Некоторое время назад фигура Стаблфилда стала выходить за свойственные человеку пределы. Его туловище раздалось до такой степени, что те, кто восторгается Буддой в его привычном облике, при виде Стаблфилда, должно быть, испытывали благоговение, а анимисты из горных племен наверняка видели в его густой окладистой бороде и волосах (в массе своей все еще каштановых), спускавшихся ниже плеч, образ бога – или огра – горы. Впечатление, безусловно, усиливал крадущийся тигр, вытатуированный у него на груди. Он носил без рубашки европейский костюм из блестящего лилового шелка. За исключением тату грудь у него была голая, равно как и ноги, ногти на которых одна из девушек покрасила игривым алым лаком. С лаком, подумал Дики, толстые пальцы Стаблфилда стали походить на носовые отсеки лилипутской космической станции.
– Так что же мы имеем в виду, говоря о душе? Вопреки уверениям поп-культуры душа – это не разжиревшая певичка из ночного клуба, так и не оправившаяся от несчастной любви в Детройте. Душа не красуется на вывеске в парикмахерской Мемфиса, не жарит на ужин лососину, не держит в комоде тридцать восемь пар шикарного белья. Трудные времена и убогая жизнь закаляют душу, спору нет, но радость – вот те дрожжи, на которых она подымается. С другой стороны, – продолжал Стаблфилд, – душа – это никак не бледный пар, идущий от ведра с сухим льдом метафизики. Несмотря на все эктоплазмические ассоциации, она упорно спорит со всеми, кто представляет ее шквалом священных кишечных ветров или же свечением болотных газов, исходящих из недр личности.
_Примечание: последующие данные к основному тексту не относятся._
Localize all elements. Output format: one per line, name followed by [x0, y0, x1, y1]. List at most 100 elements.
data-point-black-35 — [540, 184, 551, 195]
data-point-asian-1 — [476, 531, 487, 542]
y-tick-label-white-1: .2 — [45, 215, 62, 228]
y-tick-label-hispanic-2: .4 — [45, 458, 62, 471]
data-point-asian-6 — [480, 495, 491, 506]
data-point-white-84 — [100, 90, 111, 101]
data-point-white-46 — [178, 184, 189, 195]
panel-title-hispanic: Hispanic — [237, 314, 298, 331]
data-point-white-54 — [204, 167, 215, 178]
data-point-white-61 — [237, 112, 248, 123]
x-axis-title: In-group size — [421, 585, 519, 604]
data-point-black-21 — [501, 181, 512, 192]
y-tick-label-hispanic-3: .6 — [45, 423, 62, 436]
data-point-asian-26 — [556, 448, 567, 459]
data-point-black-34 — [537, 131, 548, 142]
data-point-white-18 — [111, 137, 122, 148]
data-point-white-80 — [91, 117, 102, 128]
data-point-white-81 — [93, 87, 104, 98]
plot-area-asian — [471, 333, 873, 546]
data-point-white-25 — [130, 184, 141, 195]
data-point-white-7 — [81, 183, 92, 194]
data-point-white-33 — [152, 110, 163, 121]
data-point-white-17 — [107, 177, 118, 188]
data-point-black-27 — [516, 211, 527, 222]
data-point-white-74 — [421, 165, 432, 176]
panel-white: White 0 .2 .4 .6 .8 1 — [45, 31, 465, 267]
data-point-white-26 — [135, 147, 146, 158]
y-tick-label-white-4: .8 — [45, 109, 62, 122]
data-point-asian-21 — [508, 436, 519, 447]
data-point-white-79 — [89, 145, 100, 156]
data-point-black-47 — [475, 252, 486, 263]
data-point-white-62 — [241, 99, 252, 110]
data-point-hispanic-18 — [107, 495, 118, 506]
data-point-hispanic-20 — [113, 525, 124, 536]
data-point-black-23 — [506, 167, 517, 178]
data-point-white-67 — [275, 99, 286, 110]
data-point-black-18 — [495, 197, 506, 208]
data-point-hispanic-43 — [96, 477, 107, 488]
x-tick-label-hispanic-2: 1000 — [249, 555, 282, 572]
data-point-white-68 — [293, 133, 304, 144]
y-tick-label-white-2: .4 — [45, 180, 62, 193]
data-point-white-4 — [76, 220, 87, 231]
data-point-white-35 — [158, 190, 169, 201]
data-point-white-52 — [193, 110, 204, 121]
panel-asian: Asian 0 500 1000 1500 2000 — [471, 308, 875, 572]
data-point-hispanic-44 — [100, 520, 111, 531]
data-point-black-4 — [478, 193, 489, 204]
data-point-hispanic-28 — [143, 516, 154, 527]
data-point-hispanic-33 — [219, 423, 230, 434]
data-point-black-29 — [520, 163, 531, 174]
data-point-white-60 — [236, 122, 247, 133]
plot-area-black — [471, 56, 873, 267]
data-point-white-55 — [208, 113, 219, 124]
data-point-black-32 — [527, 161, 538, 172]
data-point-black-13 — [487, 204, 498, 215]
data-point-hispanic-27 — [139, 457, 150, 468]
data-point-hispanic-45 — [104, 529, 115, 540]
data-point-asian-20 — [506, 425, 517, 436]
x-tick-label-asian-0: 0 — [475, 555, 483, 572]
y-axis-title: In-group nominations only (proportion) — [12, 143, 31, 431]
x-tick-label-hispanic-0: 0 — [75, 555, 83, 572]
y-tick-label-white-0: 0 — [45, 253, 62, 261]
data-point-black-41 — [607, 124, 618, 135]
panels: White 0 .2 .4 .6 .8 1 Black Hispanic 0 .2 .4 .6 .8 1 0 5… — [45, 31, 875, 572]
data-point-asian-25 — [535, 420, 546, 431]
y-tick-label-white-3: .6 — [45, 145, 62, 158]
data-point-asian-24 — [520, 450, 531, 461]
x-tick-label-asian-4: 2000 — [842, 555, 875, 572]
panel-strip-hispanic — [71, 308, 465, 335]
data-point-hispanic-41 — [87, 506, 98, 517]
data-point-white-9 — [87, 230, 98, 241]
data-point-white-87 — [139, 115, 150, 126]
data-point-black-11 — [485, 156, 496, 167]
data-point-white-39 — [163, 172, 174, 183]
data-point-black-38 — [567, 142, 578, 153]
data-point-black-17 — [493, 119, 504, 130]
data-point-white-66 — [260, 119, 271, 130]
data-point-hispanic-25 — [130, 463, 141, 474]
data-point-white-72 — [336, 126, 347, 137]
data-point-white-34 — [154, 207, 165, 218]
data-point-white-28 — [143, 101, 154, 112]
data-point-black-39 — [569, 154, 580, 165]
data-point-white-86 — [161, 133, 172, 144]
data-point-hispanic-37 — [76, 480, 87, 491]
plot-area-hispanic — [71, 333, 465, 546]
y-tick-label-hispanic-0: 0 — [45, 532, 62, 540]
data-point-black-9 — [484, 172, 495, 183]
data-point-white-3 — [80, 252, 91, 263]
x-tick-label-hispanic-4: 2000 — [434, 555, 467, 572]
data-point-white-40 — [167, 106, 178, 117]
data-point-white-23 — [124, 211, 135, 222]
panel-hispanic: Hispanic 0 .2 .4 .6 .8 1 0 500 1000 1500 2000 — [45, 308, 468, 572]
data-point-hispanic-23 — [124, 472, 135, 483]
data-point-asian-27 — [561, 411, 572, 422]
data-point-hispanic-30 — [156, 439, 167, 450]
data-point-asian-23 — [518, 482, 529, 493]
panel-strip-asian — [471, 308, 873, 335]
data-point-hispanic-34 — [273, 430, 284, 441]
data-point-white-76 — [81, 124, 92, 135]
Душа – это даже не суперприз, за который борются Господь с Сатаной, когда нашу плоть уже гложут черви. Вот почему, когда мы задумываемся – а рано или поздно это предстоит каждому из нас – о том, что именно следует делать с душой, не стоит обращаться к религии: это способ хоть и привычный, но ошибочный. Религия – всего лишь сделка, заключая которую люди нервические обменивают душу на временный и абсолютно иллюзорный психологический комфорт; давно известная схема «отдать, чтобы сохранить». Все религии убеждают нас, что душа – бесценное фамильное сокровище, и в обмен за наше бездумное повиновение обещают сохранить его для нас в своих подземельях или хотя бы застраховать на случай пожара и кражи. Но они ошибаются.
Стаблфилд расхаживал взад-вперед, широко, размашисто, как тигр на татуировке, но лицо его оставалось совершенно спокойным.
– Если желаете визуализировать душу, представьте ее… – Он в задумчивости замер. – Представьте ее в виде поезда. Длинный унылый товарняк тащится вечно дождливым утром от поколения к поколению; вагоны забиты вздохами и смехом, вместо безбилетных бродяг ангелы, а машинистом – дама пик, а она дамочка отчаянная. Ту-ту-у! – гудит свисток прозрения. – Слушатели, обрадовавшись звуковым эффектам, захихикали. – Пункт назначения – «Обитель Бога», а остановки – «Большой взрыв», оргазм и та дырка в заборе за амбаром, в которую лазает рыжий лис. Поезд – одновременно и местный, и экспресс, но он не перевозит оружия и уж точно не ходит по расписанию.